I'm in Japan! How now, brown cow?

Friday, September 30, 2005

Decadent Decade / Jim Breen's Dictionary

I saw an episode of America's Next Top Model yesterday. I was eating and moving through the living room at a time when the TV had been left on whatever channel it was on, and it caught my attention. Reality TV shows (especially contest/competition/elimination ones) are ridiculous. Granted, when I heard American Idol was going to be holding auditions in Alaska, I was all for trying out -- for all the stupidity of the backstage dramatizations, it IS still a unique opportunity. The fact that they're taking a unique opportunity like that and twisting it so that most of the "entertainment" comes from listening to the entrants talk about the other entrants and the like is just horrible. I'd rather watch reruns of star search; the entertainment there is good clean fun as you realize just how many celebrities got started there when they were six years old.

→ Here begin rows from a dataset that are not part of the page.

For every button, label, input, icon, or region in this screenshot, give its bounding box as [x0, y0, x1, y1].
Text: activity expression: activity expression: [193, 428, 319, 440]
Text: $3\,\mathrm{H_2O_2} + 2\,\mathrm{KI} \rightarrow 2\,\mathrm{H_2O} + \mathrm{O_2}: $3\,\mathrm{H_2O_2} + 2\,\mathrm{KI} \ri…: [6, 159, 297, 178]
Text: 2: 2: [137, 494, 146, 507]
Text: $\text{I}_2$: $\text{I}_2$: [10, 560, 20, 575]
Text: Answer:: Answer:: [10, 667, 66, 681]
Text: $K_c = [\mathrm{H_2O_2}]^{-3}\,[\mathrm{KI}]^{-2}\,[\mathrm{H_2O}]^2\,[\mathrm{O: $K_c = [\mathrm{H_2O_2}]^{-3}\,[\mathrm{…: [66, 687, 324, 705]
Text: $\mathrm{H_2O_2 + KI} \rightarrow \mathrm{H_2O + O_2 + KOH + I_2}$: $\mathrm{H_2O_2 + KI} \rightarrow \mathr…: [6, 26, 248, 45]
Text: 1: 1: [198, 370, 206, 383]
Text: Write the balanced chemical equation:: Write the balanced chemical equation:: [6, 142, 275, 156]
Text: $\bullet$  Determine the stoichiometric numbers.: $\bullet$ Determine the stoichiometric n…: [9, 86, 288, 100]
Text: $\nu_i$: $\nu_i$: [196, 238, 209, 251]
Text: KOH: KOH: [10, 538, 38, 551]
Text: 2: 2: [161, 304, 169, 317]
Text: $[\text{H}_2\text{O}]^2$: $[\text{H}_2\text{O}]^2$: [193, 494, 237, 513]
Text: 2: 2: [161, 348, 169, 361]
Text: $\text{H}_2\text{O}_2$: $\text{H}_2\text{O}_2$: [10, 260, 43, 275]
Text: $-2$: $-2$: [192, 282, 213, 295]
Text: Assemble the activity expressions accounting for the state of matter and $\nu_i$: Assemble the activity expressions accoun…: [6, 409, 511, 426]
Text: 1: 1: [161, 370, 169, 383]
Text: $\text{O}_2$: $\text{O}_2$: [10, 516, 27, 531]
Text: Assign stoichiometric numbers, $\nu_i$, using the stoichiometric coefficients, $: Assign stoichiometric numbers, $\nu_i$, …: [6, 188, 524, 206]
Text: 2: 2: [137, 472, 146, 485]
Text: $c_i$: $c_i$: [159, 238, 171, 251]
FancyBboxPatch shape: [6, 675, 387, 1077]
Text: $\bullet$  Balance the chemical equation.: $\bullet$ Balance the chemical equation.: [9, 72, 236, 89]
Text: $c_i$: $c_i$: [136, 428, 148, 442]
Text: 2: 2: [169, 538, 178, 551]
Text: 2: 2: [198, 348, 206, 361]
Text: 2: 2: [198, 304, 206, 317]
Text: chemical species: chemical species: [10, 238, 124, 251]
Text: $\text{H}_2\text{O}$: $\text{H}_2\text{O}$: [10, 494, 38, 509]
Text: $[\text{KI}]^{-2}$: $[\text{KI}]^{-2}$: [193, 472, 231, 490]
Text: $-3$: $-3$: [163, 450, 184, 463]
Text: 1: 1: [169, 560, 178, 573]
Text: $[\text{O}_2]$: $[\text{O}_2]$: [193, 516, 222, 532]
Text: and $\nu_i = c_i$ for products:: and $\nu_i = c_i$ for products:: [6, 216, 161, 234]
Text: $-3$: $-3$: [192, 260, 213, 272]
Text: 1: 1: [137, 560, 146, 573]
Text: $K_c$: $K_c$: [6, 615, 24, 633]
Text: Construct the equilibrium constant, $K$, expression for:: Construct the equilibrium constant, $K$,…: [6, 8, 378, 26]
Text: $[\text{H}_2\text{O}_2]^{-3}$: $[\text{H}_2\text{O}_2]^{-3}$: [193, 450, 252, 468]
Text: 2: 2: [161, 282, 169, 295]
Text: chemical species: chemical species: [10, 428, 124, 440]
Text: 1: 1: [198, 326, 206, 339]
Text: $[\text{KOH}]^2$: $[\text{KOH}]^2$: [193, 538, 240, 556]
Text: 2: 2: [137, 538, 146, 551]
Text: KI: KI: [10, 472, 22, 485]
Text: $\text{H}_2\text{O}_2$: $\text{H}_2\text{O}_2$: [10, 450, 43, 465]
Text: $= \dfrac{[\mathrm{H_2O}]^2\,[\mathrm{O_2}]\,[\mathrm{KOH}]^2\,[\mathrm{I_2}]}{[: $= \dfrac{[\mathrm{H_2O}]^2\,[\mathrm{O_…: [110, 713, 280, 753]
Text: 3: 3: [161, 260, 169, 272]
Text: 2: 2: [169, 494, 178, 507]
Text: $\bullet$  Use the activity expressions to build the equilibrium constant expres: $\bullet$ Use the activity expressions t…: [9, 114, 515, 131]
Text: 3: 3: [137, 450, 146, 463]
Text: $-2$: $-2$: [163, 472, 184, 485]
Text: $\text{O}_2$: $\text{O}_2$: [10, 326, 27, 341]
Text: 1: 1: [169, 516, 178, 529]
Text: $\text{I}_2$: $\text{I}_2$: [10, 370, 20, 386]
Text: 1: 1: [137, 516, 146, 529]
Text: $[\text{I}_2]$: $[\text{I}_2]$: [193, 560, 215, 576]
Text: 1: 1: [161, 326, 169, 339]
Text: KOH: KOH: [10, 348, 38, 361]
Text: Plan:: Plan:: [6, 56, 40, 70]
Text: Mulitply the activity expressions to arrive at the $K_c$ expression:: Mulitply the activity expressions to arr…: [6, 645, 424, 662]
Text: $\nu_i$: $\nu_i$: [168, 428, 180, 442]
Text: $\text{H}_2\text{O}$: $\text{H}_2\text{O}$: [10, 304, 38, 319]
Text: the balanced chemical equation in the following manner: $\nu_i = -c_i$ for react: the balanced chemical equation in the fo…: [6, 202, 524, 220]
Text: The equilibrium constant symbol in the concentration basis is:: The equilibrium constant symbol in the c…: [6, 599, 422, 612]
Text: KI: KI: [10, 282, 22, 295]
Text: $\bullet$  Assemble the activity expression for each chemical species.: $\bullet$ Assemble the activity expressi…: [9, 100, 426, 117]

What really, truly bothers me about reality TV, though, is this: every decade has its hallmarks, a few things that people always think of when they look at it. The 80s had rubiks cubes and hair bands, the 60s had woodstock and 'Nam, the 90s had unbuttoned, plaid, flannel shirts. One of the defining features of this decade will be reality TV. Everyone in society should feel ashamed.

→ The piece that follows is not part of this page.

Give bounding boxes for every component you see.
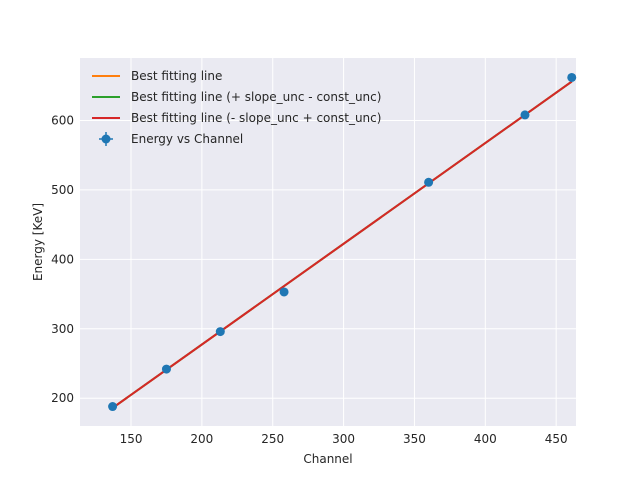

Jim Breen's online Japanese-English dictionary is awesome. It's a fact I've known for a while now. You can go to the world lookup and type a Japanese or English word in either romanji or Japanese characters and get a translation. Today I actually tried the text translation feature 'cause I was feeling lazy, and lo and behold -- unlike babelfish, it rocks. Babelfish tries to give you a translation of its own, generally outputting highly amusing gibberish that gives you a gist of the text. Other times it's just horribly wrong. Jim Breen's dictionary, though, doesn't actually translate the text. It recognizes and pulls out the words in the text and gives you their definitions as listed in the dictionary, leaving you to actually translate the senctence. I feel extremely silly for not using this feature before; I don't really want to know how much time I have wasted trying to look up idividual words when I wasn't exactly sure where one word ended and the next began.